Researchers study microbial processes directly at the seafloor

Researchers study microbial processes directly at the seafloor
A view of the benthic lander and MIMOSA on the seafloor. Photo courtesy of ROV Global Explorer & Schmidt Ocean Institute.

April 26, 2017

After the Deepwater Horizon accident in 2010, scientists estimate that as much as 15% of the oil sank to the seafloor. Cold bottom water temperatures in the Gulf and low activity of organisms living in the sediment means the oil that made it there after the accident has degraded extremely slowly. The oil degradation that has happened is thanks to the work of microbial communities that live on and in the seafloor. Researchers know that microbes can break down natural and human supplied oil and gas in deep water systems, however it is not understood how these seafloor microbial communities respond to high loads of oil, such as the amount released during the Deepwater Horizon accident. Thanks to the presence of a high number of natural oil seeps in the Gulf of Mexico, it is thought that microorganisms in the Gulf are "primed" to begin oil degradation after a big event, but this has not been easy to determine for certain, as there are many technical challenges presented when working in the deep sea. 

A recent paper published in Elementa by researchers, including ECOGIG team members Beth Orcutt, Laura Lapham and Peter Girguis describes a new seafloor experimental system called MIMOSA (Microbial Methane Observatory for Seafloor Analysis)This new system allowed the authors to measure microbial oil degradation rates and changes in microbial community structure directly at the seafloor. "Our goal was to track how quickly microbes consume oil on the seafllor. Instead of collecting sediment and bringing it back to the lab, which can introduce a lot of variables into the measurement, we wanted to do the experiment on the seafloor" says lead author Beth Orcutt. "We designed a new system to recreate a mini (contained!) oil spill on the seafloor and then tracked what happened in the sediment over the next five months. We collected samples continuously over that time period, both from the mini oil spill as well as a control experiment (no added oil)."
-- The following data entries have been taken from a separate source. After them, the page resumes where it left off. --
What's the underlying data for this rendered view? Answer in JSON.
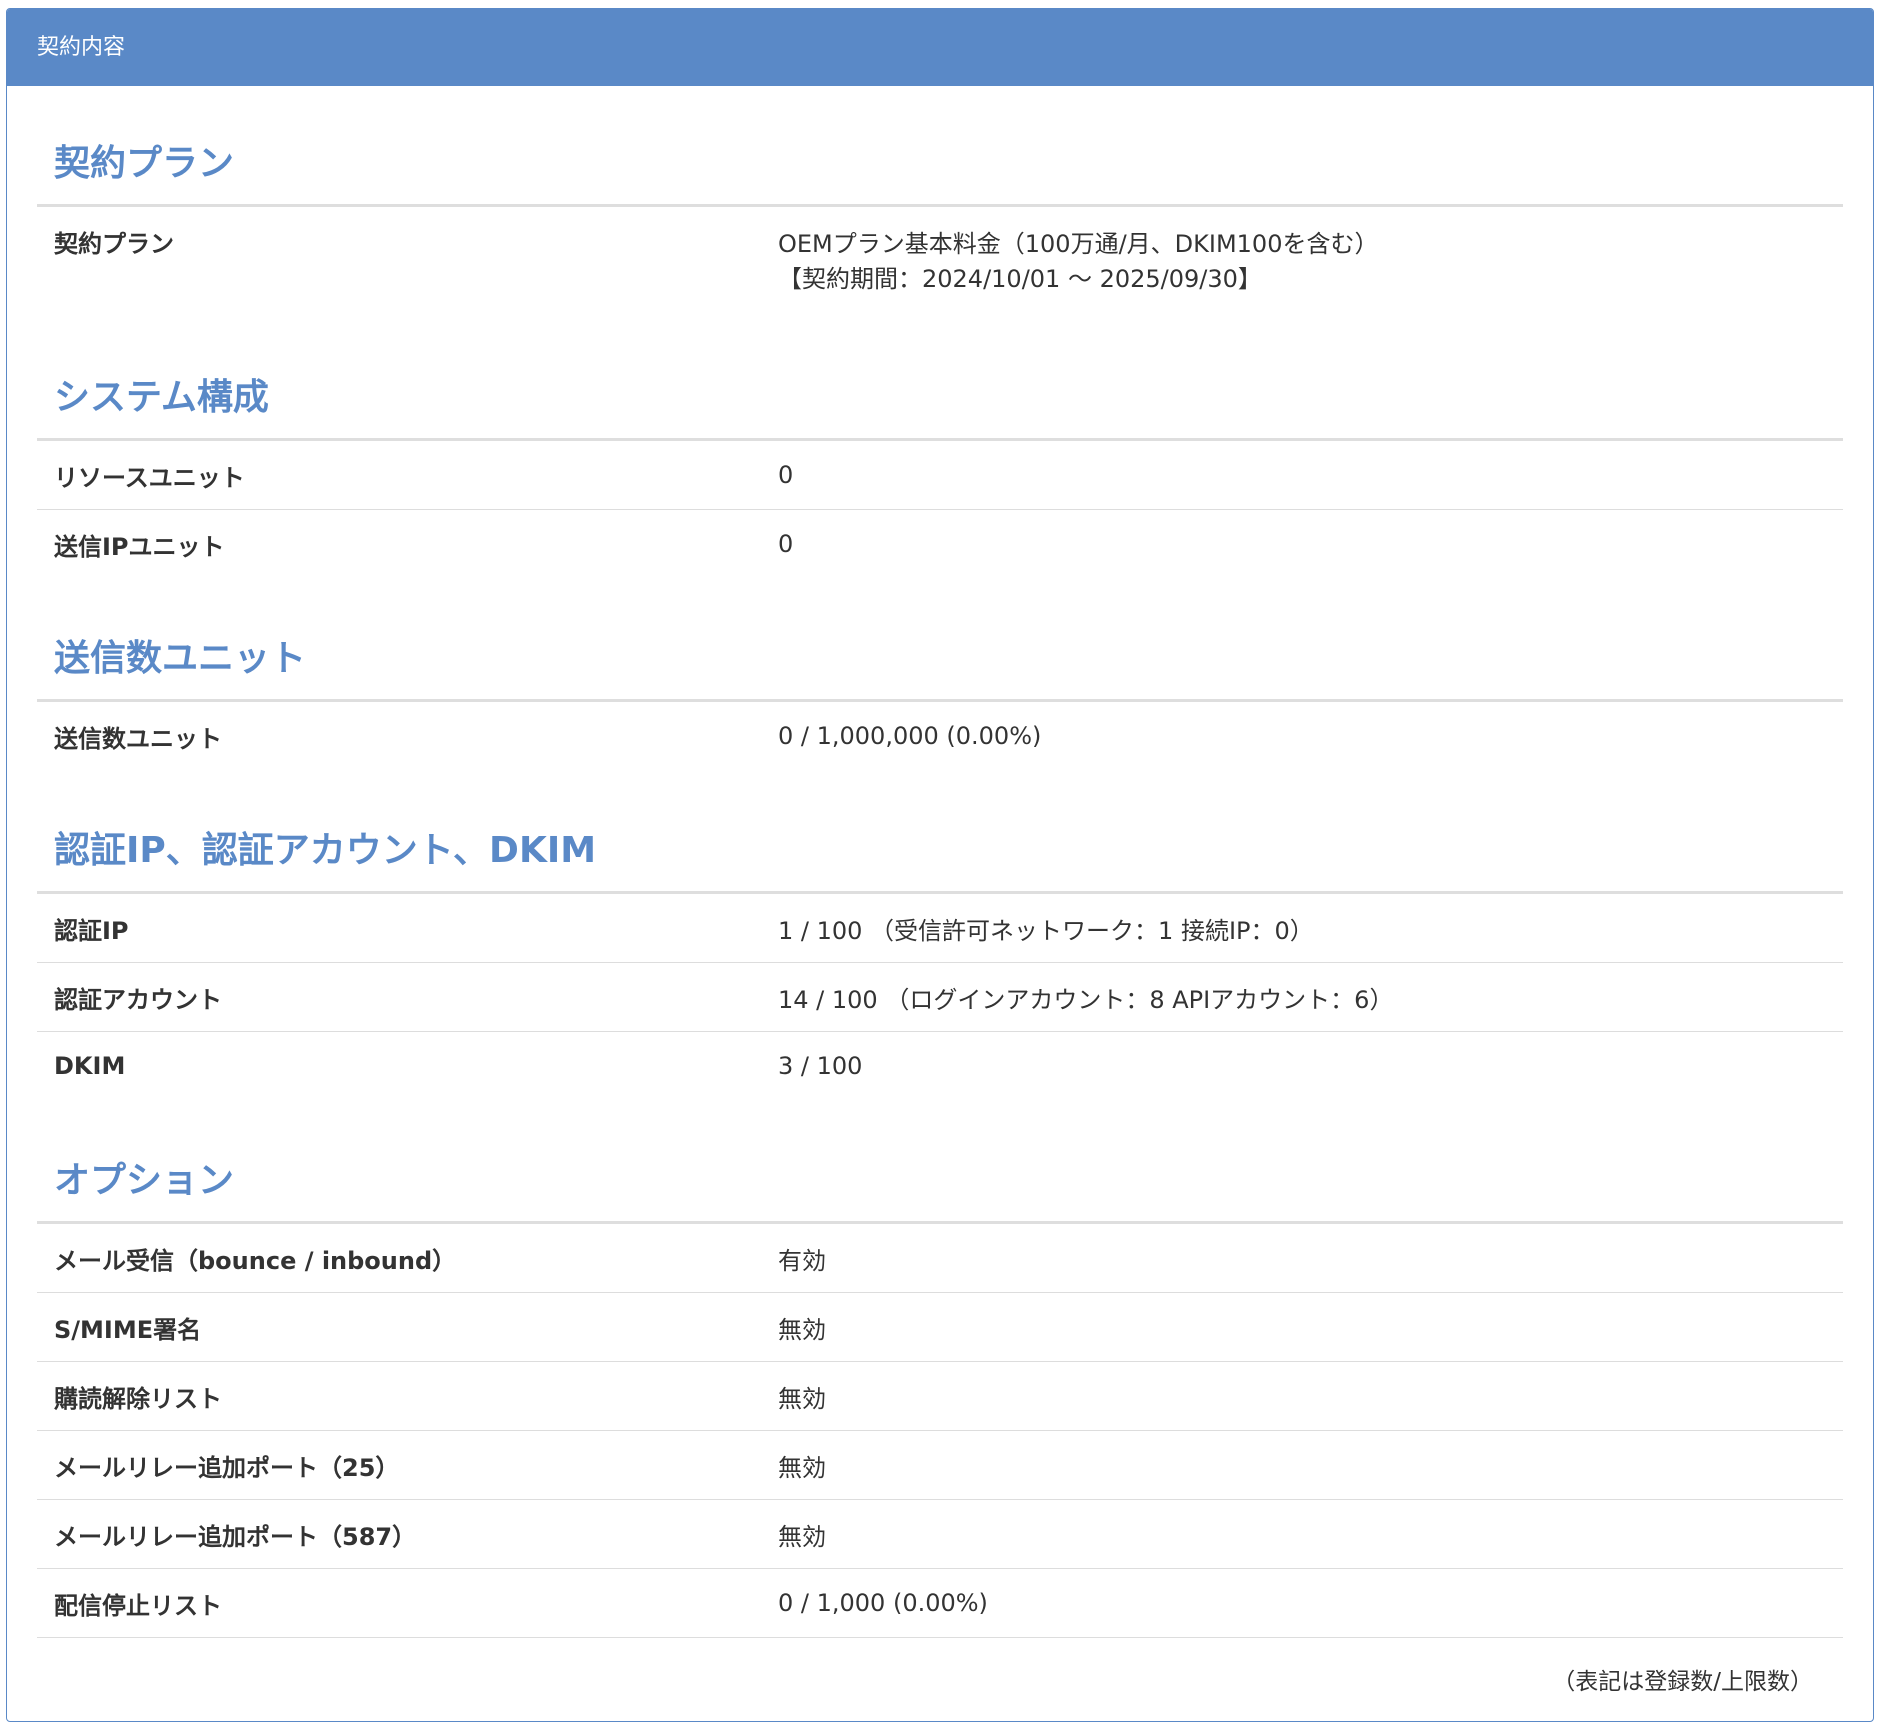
{
  "panel": {
    "title": "契約内容"
  },
  "sections": {
    "plan": {
      "title": "契約プラン",
      "rows": [
        {
          "label": "契約プラン",
          "value_line1": "OEMプラン基本料金（100万通/月、DKIM100を含む）",
          "value_line2": "【契約期間：2024/10/01 〜 2025/09/30】"
        }
      ]
    },
    "system": {
      "title": "システム構成",
      "rows": [
        {
          "label": "リソースユニット",
          "value": "0"
        },
        {
          "label": "送信IPユニット",
          "value": "0"
        }
      ]
    },
    "send_units": {
      "title": "送信数ユニット",
      "rows": [
        {
          "label": "送信数ユニット",
          "value": "0 / 1,000,000 (0.00%)"
        }
      ]
    },
    "auth": {
      "title": "認証IP、認証アカウント、DKIM",
      "rows": [
        {
          "label": "認証IP",
          "value": "1 / 100 （受信許可ネットワーク：1  接続IP：0）"
        },
        {
          "label": "認証アカウント",
          "value": "14 / 100 （ログインアカウント：8  APIアカウント：6）"
        },
        {
          "label": "DKIM",
          "value": "3 / 100"
        }
      ]
    },
    "options": {
      "title": "オプション",
      "rows": [
        {
          "label": "メール受信（bounce / inbound）",
          "value": "有効"
        },
        {
          "label": "S/MIME署名",
          "value": "無効"
        },
        {
          "label": "購読解除リスト",
          "value": "無効"
        },
        {
          "label": "メールリレー追加ポート（25）",
          "value": "無効"
        },
        {
          "label": "メールリレー追加ポート（587）",
          "value": "無効"
        },
        {
          "label": "配信停止リスト",
          "value": "0 / 1,000 (0.00%)"
        }
      ]
    }
  },
  "footnote": "（表記は登録数/上限数）"
}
The major findings from this paper were that oil on the seafloor initially stimulates sulfate reduction and methanogenesis, two processes that different sets of microbes use in order to "breathe" while degrading the carbon in the oil (their food source). The sulfate reduction rates measured in this paper were some of the highest rates ever measured in the deep sea. However, these rates dropped off very quickly, meaning the microbes ran out of this fuel that they need to break down the oil. Over the course of the 5 month long experiment, only 0.6% of the added oil was degraded. 

This new type of experiment demonstrated the ability of sediment microbial communities to respond to a large amount of oil, under conditions as close to their natural environment as possible. It is important for ECOGIG researchers to know how long the oil from the Deepwater Horizon will stay on the bottom, in order to determine the long term impact on the deep sea ecosystems in the Gulf.